Days: 369-370 (29 June 2015 – 30 June 2015)
Total distance travelled: 83,475.76 kilometres (51,848.3 miles)
Despite the countless fellow travellers we’ve met over our journey to date, a mere two or three had actually visited the tiny pocket of land between Argentina and Brazil that is Uruguay.
The only place that had been truly recommended within that pocket was Punta del Diablo, a small town on the Atlantic coast.
In summer, the population here swells to around twenty thousand thanks to a steady influx of South American vacationers and also a smattering of gringos.
When we arrived, in the heart of winter, the population was completely local and back to its true size of around two thousand.
We’d left a dull, wet and cold Montevideo that same morning, and it was a little understandable that we wondered what the hell we were doing heading to the beach at that time of year… however we never knew if we’d be back in Uruguay, and there was the slim chance that we might be able to set our eyes upon some Magellanic Penguins!
Fortunately for us, despite a couple of emails that had been missed at our end, our host was there to meet us and ferry us to our hostel, otherwise it would have likely taken us a good while to get our bearings.
We checked in, finding ourselves the only guests at this neat, ever improving hostel with one of the best kitchens we’ve found anywhere.
A little hungry, we quickly made the twenty minute walk into town where we discovered this fishing village was truly sleepy.

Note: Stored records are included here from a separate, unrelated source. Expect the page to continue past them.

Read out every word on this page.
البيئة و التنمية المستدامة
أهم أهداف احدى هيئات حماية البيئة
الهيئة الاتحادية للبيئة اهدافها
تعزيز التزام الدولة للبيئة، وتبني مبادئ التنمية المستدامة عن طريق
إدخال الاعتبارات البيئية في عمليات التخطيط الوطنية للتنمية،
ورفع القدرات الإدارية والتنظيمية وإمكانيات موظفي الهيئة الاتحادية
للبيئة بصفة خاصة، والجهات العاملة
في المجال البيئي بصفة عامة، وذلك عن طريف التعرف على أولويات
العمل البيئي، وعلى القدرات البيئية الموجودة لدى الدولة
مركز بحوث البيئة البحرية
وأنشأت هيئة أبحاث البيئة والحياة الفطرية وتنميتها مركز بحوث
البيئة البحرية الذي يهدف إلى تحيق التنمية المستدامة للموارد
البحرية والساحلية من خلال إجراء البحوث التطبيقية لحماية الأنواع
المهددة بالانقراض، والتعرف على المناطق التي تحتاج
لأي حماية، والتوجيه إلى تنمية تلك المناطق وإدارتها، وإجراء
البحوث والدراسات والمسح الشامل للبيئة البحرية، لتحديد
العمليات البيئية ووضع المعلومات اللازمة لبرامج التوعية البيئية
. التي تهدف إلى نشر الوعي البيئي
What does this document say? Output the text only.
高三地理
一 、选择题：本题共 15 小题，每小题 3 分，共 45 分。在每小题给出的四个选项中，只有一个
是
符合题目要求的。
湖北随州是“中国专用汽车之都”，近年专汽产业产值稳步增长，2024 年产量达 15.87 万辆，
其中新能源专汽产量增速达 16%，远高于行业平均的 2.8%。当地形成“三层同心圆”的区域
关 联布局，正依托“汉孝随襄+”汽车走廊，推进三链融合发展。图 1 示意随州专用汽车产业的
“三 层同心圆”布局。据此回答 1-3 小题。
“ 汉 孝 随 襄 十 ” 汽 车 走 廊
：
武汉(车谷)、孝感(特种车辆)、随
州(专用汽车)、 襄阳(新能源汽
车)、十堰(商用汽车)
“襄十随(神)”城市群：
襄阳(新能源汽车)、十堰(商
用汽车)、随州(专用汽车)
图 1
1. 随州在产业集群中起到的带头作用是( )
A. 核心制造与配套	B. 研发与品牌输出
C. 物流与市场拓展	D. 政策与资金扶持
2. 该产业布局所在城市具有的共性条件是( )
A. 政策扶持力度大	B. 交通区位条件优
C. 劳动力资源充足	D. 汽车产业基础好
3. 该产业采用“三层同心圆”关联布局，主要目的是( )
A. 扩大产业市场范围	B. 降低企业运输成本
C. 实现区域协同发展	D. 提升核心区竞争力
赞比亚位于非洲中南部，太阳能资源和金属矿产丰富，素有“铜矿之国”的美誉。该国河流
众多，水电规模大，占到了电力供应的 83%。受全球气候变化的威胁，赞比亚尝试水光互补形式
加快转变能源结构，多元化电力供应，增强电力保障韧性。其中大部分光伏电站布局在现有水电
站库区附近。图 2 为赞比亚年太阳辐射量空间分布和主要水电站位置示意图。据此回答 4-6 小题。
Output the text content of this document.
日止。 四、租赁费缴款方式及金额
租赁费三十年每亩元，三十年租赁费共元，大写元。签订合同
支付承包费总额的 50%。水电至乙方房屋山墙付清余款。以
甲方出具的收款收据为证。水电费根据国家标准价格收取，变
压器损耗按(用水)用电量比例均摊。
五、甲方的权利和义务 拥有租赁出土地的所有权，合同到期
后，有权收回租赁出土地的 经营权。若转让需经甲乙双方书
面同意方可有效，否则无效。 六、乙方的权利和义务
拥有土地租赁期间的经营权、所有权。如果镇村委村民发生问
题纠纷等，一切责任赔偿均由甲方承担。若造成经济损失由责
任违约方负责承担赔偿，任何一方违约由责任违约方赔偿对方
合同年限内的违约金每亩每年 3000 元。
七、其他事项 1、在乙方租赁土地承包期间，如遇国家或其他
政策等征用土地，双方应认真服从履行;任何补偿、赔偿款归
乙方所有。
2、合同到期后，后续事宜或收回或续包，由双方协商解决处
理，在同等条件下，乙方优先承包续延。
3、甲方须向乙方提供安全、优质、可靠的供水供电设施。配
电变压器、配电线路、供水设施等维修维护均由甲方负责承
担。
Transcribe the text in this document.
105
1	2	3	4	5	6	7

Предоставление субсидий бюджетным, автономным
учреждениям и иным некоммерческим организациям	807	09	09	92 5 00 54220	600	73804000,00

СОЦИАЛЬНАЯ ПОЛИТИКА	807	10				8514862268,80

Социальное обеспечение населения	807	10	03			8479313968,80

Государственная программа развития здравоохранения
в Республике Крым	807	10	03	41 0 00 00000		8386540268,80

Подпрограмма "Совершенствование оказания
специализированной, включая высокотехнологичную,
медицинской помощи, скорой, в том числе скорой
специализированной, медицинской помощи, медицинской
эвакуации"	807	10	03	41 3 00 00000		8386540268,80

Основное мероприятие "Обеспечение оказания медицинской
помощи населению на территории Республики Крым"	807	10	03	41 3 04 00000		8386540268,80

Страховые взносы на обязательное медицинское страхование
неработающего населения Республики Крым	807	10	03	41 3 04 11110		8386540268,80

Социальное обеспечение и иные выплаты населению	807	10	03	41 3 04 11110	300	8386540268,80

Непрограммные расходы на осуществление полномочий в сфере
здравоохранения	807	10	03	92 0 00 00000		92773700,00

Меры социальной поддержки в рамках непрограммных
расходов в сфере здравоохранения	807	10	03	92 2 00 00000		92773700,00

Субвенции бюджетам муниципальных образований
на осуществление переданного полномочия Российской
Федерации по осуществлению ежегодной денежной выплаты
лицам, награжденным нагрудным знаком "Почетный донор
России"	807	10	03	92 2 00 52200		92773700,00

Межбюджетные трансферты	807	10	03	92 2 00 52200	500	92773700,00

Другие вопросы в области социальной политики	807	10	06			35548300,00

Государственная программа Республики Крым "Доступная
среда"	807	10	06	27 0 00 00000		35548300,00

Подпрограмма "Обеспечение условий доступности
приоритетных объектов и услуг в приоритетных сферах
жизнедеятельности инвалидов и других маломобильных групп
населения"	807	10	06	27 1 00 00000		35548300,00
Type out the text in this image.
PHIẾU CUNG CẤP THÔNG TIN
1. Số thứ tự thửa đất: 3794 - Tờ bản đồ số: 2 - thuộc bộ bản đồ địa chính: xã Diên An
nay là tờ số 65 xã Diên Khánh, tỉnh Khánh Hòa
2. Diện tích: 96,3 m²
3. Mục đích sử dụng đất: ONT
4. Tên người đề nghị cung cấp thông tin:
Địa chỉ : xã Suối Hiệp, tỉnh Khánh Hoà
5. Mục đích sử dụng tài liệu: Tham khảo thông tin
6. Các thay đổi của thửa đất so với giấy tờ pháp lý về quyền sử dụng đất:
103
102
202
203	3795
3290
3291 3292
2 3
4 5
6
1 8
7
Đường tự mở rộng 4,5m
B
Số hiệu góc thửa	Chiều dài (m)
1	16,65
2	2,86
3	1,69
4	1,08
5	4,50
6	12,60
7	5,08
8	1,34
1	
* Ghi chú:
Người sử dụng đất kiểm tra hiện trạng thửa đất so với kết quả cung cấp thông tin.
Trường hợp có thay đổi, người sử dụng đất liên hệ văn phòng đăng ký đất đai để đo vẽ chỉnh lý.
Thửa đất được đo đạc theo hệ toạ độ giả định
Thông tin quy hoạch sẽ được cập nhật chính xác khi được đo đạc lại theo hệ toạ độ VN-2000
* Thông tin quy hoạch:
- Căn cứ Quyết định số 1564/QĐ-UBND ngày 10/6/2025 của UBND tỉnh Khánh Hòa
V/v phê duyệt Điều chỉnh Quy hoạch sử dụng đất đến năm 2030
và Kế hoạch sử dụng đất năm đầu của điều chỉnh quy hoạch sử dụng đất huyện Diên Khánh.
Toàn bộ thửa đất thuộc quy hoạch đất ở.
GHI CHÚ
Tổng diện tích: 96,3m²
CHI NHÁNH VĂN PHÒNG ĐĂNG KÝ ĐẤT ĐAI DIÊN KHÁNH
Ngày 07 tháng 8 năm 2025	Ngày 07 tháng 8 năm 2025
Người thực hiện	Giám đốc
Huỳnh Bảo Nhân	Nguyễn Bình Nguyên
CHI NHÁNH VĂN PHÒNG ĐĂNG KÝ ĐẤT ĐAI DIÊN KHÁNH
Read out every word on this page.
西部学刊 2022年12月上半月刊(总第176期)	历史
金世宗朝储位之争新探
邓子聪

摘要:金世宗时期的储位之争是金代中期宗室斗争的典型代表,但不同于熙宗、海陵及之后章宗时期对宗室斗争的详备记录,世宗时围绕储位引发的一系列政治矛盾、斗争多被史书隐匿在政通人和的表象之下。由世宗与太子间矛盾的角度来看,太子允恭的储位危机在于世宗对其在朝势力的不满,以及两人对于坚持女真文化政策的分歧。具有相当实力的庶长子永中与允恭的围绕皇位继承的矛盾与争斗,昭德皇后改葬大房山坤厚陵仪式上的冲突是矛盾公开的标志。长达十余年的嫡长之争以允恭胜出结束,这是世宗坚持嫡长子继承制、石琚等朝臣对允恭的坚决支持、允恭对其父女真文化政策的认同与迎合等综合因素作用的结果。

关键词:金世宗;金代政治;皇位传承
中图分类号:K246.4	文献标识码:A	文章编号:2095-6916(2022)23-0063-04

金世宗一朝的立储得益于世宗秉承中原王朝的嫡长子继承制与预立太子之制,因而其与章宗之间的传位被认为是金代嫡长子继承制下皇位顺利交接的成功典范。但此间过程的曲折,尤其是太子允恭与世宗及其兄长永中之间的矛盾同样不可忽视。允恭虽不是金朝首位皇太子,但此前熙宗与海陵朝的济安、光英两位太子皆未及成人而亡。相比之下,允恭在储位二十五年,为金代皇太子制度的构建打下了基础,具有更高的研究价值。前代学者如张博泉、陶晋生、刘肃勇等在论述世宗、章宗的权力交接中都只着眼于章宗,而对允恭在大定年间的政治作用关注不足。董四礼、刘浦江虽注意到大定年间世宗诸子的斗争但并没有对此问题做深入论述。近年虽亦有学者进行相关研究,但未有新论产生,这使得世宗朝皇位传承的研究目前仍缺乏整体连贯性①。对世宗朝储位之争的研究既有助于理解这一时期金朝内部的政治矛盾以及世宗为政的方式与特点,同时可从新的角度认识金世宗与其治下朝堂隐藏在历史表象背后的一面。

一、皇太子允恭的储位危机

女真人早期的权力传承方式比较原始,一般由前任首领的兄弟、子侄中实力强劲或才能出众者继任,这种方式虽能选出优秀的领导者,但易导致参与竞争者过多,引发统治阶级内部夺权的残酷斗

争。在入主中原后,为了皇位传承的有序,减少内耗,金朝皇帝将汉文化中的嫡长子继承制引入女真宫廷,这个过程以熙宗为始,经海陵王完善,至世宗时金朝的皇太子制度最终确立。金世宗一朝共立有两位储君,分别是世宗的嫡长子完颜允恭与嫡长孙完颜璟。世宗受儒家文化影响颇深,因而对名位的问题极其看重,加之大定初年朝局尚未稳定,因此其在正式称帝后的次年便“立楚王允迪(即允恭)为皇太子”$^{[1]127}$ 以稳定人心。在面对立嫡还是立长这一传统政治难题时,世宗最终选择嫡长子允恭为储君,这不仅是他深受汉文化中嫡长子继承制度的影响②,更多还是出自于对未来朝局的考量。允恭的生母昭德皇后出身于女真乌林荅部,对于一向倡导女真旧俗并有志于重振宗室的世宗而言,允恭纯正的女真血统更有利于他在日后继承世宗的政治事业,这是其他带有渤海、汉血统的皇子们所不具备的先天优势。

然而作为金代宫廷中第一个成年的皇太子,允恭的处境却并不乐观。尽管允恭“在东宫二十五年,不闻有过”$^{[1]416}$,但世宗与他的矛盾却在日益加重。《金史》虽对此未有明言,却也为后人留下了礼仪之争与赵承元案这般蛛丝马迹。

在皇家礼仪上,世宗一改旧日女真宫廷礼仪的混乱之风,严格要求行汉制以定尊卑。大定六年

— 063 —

Seriously, despite there being hundreds of dining and drinking options in summer, at this time of year, we laboured to find anything open.
Eventually, we did find a couple of options, only for no staff to appear in one, and the other, it was just ridiculously overpriced.
By now both hungry and a little grumpy, we searched for a mini supermarket that we’d been advised was the best place to shop in town.
We’d earlier popped our heads into a couple down near the main thoroughfare and although serviceable, hadn’t been wowed.
To our surprise, when we did finally find this recommended store, it was home to a great range of fresh fruits and vegetables, had its own butcher, deli and bakery, as well as a decent range of general groceries.
We loaded up on supplies and made our way back to the hostel, our initial plans for a solo night here quickly shelved as we decided to walk up the coast the following morning to visit the relatively close national park (it sat about twelve kilometres away).
Our hostel included a delicious complimentary breakfast, so after consuming it and a couple of mugs of hot tea, we emerged outdoors into a beautiful winter’s morning.
Bathed in sunshine, we began our walk, and pretty soon we realised we had company that we couldn’t shake.
Four of the hostels dogs, as well as their ever present neighbour dog were along for the ride, and somewhere along the streets, a large black dog joined their troupe as well.
We started our walk along the shore, occasionally watching members of our pack futilely chase birds in seemingly playful fun, a challenge all but a particularly old specimen partook in in, whilst he contently kept us company.
It wasn’t long before we unexpectedly had our first penguin sighting, although it wasn’t in the manner we expected.
At regular enough intervals for us to wonder what was the cause, we began to find these poor little bodies, always solitary, in tangled little heaps upon the sand.
Wondering what denizen of the deep was the cause of this destruction, we also began to consider the possibility that perhaps they’d simply gotten lost during their migration, and perhaps starved.
A little sombrely, our path now took us through the town of Punta del Diablo itself, as the beach surrendered the shoreline to a rocky promontory.
The occasional swim for some of the dogs kept them happy, whilst we ambled through the quiet streets and back into the sandy dunes on the opposite side.
We continued to find these little penguin bodies on the shore, probably spotting six or seven during our total journey.
Then it suddenly changed.
There in the distance stood a lone Magellanic Penguin!
So I pulled out our camera and grabbed a quick shot before he disappeared back into the surf.
Only he didn’t disappear… and before either of us could fully comprehend what was happening, the large black dog that we knew not from whence it came, was off and charging directly towards this little flightless marine bird.
I began to chase the dog, yelling at it, but ultimately hoping to alert the penguin to its danger.
Both of my flip flops were thrown in vain, then all we could do was watch in horror, as the penguin continued to stand there, blissfully unaware until it was suddenly in the jaws of this black terror and was soon no more.
In shock and completely despondent we abandoned the thought of continuing any further, the black dog keeping an obvious distance from us.
It’s a shame that such a moment ruined our day, and at the time, despite there being little we could do, we continued to beat ourselves up about it.
Time has calmed us a little, and we can certainly see that base urges and animal instinct meant we could have done little.
But still, it did sour our visit, to this beautiful (and peaceful, at least in winter) part of the Uruguayan coast.
It’s tough to recall every moment having been on our adventure for so long, but at this point in time, I was failing to find a moment where my spirits had felt any lower…
* A four and a half hour bus ride from Montevideo’s Tres Cruces terminal to Punta del Diablo set us back $526.00 pesos each.